Zapp: So let’s use Knoxville, TN as an example. We grab a friend in Knoxville and say, ‘Hey, we’ve got $30 million and we’d love to find some good deals in your town.’ Then we post a little content, say something nice, something that’s relevant to that city, and it gets reshared. And then entrepreneurs reach out. Once we make an investment in the city, we physically show up because now we have reason to do that. The city’s happy to have us.

We will go to Knoxville’s Startup Week. We’ll go and then we’ll point to the company that we invested in there. Now other entrepreneurs there know that our firm likes Knoxville. Then we wash, rinse, and repeat. We invest across 100 different cities across the U.S. with very little physical effort.

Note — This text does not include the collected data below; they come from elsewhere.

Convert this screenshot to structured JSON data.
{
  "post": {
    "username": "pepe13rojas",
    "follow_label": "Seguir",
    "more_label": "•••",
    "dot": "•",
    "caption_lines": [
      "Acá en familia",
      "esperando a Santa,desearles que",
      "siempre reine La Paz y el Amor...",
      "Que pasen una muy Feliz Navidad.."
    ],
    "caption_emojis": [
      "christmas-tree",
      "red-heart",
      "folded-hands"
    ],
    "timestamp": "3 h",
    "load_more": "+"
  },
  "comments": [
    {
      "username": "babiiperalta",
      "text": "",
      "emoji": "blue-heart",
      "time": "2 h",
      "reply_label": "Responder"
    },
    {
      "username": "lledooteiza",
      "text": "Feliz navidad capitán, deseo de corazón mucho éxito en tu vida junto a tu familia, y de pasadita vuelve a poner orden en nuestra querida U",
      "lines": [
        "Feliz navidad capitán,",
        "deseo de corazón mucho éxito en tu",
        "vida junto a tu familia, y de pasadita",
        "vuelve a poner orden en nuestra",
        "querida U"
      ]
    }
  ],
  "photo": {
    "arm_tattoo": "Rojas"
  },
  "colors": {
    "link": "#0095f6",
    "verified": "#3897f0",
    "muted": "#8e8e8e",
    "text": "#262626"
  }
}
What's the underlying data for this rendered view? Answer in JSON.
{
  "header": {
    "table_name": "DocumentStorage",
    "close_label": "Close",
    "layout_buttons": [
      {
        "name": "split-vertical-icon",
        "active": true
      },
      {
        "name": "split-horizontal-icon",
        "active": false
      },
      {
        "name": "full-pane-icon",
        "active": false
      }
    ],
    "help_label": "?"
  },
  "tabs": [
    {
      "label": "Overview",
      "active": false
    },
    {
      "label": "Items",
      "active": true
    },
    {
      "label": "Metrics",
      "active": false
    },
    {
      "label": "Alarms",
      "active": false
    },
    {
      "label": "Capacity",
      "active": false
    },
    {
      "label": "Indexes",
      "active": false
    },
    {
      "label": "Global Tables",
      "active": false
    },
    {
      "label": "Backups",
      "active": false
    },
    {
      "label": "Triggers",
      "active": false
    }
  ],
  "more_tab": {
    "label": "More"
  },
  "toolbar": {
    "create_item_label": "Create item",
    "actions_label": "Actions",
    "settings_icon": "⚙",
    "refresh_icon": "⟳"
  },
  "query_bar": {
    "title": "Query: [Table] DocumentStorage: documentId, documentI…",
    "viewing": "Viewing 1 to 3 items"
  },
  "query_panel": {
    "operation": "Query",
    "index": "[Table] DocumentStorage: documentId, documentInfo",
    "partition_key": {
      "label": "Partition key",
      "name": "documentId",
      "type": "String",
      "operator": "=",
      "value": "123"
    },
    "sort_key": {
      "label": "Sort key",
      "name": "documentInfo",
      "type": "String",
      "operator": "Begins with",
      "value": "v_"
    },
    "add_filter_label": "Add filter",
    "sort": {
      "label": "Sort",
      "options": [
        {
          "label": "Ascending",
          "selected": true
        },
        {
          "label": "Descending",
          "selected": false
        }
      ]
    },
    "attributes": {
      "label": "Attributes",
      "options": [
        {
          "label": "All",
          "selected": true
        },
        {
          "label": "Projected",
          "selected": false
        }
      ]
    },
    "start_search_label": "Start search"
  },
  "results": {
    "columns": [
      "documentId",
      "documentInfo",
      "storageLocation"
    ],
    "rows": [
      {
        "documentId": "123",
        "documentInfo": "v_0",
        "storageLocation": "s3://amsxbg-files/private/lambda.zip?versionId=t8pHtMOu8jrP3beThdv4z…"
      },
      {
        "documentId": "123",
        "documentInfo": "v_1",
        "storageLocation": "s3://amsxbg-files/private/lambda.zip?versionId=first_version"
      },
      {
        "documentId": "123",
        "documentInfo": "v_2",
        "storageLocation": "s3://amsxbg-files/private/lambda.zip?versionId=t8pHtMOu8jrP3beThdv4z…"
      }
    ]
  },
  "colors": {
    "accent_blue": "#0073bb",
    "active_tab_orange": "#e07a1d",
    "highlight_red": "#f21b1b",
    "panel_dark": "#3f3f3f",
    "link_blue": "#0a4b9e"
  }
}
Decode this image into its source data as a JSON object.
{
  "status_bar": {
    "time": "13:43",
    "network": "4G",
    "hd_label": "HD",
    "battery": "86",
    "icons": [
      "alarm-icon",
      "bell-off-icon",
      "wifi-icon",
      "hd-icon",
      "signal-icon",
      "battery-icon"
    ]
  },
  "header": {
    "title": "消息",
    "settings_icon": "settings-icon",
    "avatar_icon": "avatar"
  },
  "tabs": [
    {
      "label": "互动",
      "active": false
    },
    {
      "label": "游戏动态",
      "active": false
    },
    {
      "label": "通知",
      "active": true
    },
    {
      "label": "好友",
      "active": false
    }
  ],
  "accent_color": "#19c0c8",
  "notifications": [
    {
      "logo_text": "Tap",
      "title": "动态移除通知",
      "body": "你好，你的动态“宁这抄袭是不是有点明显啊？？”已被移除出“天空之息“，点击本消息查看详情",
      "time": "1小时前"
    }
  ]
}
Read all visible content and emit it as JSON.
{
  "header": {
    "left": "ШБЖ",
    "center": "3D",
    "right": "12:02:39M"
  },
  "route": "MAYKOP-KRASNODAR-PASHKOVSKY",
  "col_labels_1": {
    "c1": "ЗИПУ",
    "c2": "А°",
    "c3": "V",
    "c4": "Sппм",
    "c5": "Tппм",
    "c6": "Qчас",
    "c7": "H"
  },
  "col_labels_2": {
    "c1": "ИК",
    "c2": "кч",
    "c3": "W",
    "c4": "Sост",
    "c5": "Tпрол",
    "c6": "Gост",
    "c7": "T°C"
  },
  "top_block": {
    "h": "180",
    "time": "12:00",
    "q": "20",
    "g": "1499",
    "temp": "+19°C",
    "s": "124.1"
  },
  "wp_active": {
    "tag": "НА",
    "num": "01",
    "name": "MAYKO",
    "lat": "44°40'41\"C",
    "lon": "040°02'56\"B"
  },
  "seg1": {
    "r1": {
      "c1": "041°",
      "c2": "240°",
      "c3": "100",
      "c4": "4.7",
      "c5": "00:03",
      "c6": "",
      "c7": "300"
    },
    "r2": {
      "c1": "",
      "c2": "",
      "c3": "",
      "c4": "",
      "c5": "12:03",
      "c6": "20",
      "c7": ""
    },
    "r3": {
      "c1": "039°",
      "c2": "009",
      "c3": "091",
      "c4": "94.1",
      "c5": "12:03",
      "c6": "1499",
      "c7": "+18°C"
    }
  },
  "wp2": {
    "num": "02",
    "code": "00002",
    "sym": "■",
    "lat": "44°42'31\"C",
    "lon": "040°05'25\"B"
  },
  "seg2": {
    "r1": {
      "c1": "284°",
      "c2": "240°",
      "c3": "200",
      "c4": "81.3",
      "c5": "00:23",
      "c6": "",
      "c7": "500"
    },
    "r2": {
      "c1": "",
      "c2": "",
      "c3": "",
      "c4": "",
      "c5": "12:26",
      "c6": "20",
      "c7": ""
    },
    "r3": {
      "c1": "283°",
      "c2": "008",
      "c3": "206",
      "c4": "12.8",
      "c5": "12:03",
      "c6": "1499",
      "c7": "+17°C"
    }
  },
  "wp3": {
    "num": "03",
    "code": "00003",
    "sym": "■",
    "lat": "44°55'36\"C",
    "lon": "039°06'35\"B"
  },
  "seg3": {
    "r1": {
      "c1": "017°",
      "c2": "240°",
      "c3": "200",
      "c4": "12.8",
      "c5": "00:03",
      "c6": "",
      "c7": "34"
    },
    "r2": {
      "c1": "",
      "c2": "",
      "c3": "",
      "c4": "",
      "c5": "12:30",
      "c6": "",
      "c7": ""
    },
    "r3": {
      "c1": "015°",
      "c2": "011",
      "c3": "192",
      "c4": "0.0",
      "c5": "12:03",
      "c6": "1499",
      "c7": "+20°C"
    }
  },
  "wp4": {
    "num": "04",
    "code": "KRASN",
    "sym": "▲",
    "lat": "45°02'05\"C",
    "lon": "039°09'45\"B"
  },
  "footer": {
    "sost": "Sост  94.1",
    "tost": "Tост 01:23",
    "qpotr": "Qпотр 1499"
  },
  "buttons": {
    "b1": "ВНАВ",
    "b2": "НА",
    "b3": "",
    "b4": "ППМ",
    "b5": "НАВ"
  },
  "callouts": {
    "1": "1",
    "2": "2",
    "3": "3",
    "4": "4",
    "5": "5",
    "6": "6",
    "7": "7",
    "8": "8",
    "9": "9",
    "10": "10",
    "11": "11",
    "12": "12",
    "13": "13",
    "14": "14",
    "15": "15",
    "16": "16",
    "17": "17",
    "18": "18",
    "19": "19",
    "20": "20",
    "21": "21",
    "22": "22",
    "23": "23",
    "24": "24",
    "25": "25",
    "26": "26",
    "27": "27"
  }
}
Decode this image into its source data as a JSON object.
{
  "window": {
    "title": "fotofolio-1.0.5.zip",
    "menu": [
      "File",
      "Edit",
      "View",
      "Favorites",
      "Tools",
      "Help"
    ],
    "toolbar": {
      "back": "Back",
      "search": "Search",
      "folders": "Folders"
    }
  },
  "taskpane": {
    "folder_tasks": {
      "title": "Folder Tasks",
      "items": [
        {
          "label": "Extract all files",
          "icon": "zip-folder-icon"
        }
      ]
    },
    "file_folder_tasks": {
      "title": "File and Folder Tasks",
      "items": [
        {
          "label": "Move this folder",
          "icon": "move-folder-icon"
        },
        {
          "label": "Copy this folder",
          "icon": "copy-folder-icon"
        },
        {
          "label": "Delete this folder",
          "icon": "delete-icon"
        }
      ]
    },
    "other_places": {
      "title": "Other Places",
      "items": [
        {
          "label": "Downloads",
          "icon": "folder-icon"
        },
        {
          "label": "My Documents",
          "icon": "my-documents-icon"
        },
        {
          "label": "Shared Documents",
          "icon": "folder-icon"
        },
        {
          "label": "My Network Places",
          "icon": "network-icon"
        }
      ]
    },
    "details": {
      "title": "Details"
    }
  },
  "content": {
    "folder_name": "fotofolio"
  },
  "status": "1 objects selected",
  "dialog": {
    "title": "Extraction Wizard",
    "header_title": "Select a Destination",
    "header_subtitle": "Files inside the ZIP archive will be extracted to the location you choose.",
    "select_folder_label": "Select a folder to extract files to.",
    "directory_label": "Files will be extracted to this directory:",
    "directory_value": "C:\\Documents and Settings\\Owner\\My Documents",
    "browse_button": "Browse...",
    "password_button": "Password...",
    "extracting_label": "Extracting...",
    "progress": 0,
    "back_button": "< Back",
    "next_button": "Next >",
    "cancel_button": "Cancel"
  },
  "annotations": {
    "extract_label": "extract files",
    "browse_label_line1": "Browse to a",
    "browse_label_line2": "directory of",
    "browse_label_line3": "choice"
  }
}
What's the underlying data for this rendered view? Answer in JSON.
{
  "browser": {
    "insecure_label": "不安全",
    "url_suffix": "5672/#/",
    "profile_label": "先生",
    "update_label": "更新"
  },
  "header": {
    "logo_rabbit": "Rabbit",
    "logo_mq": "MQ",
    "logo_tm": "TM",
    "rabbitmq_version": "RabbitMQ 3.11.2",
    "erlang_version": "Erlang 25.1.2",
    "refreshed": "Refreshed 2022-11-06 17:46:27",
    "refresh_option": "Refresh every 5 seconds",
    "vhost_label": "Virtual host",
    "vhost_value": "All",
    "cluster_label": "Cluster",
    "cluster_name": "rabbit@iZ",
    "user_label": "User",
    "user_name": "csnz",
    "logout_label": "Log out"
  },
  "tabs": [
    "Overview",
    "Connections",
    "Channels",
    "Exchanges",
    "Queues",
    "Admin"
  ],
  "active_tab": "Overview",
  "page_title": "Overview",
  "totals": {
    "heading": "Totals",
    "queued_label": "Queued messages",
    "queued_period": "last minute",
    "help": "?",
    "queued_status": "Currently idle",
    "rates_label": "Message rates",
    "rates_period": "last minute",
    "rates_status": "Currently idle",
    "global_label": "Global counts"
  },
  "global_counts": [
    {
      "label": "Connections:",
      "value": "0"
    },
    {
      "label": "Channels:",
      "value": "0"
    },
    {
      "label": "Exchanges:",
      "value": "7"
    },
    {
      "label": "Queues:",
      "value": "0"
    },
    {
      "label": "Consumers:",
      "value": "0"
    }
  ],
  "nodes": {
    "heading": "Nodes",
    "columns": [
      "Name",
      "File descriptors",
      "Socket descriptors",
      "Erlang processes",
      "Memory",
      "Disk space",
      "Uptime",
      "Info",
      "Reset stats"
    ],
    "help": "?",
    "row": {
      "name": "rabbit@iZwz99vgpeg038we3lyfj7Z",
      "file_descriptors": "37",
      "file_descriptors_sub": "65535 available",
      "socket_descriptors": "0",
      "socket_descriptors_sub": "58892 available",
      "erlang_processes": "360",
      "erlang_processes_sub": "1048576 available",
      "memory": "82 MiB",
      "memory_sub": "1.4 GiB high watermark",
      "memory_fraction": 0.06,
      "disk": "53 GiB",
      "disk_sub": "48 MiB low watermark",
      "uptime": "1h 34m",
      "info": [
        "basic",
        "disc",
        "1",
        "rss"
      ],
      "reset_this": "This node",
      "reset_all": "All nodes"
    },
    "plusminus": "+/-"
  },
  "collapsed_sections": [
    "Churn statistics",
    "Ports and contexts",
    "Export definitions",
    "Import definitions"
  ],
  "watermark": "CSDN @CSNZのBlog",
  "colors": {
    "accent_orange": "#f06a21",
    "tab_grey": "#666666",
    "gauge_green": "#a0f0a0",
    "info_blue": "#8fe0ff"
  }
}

Why focus on flyover country?

Zapp: There was a need for a firm to provide an asset allocation vehicle to local investors. From an entity standpoint, that was a problem that we could solve for local investors. But from an investment standpoint, underrepresented geographies are a big deal. It’s a huge opportunity. It’s not like there aren’t unicorns being made in all 50 states. But there’s no early stage VC firm that’s going around and rolling up that deal flow. So in the small towns like Covington, Cincinnati, Boise, Knoxville, we are one of the first to bring outside institutional capital in these deals. And in some cases, we’re the only institutional capital. It’s vital to the entrepreneurs but it’s also such a great opportunity for VCs.